Une médaille olympique, c’est en revanche ce que n’est pas parvenue à ramener de Londres Petra Kvitová, éliminée au stade des quarts de finale. Mais un an plus tôt, sur les mêmes courts en gazon, Kvitová était devenue la troisième joueuse tchèque de l’histoire, après Jana Novotná et bien entendu Martina Navrátilová, sacrée à Wimbledon. Et en tennis, un titre en Grand Chelem, qui plus est dans le temple du jeu, vaut aujourd’hui encore bien plus qu’une médaille olympique, fût-elle d’or. Cette victoire, qui précédait celle au Masters quelques mois plus tard, Kvitová l’avait obtenue sous les yeux de son idole. Une Martina Navrátilová que Petra Kvitová avait croisée quelques minutes après sa finale victorieuse :« Je suis allée voir si mon nom était bien gravé sur la plaque où figurent tous les vainqueurs du tournoi. C’est là que j’ai rencontré Jana Novotná et Martina. Nous nous sommes étreintes et je dois avouer que j’ai versé une petite larme surtout quand Martina m’a serrée dans ses bras. »
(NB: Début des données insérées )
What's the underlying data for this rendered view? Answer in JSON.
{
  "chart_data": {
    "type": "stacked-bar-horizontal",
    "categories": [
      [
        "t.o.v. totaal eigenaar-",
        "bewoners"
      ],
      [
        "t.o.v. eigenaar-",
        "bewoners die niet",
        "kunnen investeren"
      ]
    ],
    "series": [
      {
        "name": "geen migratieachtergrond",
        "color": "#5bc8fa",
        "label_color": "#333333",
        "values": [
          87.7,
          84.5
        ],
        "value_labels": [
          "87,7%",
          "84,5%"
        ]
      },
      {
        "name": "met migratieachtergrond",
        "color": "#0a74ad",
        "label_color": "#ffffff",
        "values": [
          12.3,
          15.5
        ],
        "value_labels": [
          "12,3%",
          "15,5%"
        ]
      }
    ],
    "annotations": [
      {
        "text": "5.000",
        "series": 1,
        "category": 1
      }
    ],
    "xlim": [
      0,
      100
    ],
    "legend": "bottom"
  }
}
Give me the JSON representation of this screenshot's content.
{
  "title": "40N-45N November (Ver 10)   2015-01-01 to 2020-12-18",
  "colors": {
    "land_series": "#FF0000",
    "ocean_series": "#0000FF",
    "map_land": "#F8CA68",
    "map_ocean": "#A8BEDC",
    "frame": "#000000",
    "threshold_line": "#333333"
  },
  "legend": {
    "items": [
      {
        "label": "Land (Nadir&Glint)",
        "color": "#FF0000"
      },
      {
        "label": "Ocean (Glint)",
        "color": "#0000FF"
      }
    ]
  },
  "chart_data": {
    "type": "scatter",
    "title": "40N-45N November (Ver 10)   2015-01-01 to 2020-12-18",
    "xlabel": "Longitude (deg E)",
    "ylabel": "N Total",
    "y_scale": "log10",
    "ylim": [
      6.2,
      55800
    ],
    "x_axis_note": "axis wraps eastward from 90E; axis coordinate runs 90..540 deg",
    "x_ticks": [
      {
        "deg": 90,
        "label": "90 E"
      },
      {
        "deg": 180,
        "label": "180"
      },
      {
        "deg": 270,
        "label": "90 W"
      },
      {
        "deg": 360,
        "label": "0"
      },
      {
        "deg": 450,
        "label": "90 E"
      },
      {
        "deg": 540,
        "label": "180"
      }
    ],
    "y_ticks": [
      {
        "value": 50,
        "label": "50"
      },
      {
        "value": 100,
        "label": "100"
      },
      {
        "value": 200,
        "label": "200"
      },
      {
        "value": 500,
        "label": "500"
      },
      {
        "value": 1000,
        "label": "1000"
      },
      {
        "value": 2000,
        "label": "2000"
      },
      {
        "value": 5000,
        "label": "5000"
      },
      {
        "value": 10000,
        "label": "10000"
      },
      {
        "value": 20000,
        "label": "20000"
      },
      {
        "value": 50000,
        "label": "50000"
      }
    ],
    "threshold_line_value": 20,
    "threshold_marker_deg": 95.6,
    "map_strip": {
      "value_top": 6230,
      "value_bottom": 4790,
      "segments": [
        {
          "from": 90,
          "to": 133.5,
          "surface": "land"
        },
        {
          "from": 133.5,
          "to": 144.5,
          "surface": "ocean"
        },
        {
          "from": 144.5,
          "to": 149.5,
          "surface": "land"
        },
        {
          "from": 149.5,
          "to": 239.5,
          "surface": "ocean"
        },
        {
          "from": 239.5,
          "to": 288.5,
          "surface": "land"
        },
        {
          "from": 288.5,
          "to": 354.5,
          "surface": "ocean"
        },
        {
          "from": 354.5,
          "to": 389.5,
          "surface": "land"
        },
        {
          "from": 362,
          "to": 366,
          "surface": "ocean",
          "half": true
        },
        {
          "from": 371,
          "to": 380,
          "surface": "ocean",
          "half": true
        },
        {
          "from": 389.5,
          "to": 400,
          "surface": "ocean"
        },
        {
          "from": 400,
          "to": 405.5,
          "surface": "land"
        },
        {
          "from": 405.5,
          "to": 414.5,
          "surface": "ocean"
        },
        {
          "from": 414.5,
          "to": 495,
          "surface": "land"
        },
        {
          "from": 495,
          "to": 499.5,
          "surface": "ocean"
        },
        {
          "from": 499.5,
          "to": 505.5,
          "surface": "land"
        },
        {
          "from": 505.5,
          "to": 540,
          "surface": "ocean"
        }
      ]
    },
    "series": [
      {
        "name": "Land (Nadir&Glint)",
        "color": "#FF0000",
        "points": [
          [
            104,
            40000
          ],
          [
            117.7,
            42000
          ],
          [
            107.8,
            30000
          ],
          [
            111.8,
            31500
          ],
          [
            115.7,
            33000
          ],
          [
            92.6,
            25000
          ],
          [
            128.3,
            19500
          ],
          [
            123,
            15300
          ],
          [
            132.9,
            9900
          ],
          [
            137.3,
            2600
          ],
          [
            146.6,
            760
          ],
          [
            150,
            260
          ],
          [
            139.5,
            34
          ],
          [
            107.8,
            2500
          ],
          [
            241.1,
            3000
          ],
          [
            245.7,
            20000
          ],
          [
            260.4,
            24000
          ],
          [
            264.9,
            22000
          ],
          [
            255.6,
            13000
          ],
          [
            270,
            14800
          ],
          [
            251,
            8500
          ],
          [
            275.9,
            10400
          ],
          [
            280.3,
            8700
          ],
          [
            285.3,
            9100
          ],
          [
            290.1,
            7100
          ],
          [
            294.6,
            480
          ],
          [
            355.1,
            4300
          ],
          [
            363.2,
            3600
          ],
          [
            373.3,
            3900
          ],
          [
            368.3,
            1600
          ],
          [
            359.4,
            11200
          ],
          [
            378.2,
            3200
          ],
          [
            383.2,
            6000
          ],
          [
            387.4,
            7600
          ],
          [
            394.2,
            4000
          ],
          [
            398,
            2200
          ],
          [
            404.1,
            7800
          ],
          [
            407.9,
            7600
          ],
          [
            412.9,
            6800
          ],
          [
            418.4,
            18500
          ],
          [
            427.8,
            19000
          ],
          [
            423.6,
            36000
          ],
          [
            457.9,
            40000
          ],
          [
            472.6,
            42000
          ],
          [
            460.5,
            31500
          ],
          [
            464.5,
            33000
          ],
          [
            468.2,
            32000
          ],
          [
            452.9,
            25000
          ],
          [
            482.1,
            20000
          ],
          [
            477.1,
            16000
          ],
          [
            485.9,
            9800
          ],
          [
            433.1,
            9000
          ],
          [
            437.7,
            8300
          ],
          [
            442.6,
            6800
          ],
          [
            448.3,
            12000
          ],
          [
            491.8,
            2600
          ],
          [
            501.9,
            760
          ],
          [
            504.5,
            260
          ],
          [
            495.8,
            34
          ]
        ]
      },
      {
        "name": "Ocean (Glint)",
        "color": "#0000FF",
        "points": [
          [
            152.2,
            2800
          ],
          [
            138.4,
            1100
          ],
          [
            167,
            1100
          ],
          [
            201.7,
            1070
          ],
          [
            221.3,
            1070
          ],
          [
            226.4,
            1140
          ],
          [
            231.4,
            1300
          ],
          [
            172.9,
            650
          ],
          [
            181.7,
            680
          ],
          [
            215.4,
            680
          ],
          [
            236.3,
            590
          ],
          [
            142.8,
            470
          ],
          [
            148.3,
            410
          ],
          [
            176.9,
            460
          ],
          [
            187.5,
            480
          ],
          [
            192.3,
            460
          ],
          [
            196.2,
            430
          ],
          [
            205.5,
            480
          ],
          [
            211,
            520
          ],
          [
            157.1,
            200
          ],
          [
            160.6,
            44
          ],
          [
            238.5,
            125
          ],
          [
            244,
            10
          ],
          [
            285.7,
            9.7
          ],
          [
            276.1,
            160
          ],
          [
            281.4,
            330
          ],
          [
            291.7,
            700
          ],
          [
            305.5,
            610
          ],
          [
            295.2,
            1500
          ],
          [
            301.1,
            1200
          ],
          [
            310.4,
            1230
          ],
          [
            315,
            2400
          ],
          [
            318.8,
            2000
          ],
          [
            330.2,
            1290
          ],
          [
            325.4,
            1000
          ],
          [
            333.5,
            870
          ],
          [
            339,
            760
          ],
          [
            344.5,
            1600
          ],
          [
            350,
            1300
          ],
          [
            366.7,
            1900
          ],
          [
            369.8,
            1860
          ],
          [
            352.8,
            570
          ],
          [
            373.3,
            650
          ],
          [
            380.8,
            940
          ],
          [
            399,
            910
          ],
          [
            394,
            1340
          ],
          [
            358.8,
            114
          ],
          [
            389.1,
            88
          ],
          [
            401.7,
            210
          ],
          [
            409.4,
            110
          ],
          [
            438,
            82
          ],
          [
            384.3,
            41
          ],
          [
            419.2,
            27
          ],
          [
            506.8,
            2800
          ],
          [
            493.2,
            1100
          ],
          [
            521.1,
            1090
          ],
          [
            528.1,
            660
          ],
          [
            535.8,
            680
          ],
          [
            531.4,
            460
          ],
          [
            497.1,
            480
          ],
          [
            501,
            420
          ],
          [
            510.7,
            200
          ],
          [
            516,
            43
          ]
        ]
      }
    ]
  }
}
Naturalisée Américaine en 1981, Martina Navrátilová aurait certainement collectionné les titres de Meilleur sportif tchèque ou tchécoslovaque dans les années 1980 et 1990 si l’histoire, la grande Histoire, en avait voulu autrement. Avec 58 titres du Grand Chelem, dont 18 en simple, et des centaines d’autres victoires, Martina Navrátilová est non seulement la ou l’une des meilleures joueuses de l’histoire du tennis, mais aussi une des plus grandes femmes et personnalités de l’histoire du sport tchèque. Sa carrière exceptionnelle comme sa vie par instants tragique sont à ranger à côté de celles de l’autre grande Dame du sport tchèque, Věra Čáslavská, ou encore, dans une moindre mesure, d’Ája Vrzáňová. Une double championne du monde de patinage artistique de l’après-guerre qui, elle aussi, choisit l’Amérique au début des années 1950 pour un exil qui ne l’a pas empêchée de rester à tout jamais dans la mémoire et le cœur des amateurs de sport tchèque, qu’ils soient hommes ou femmes.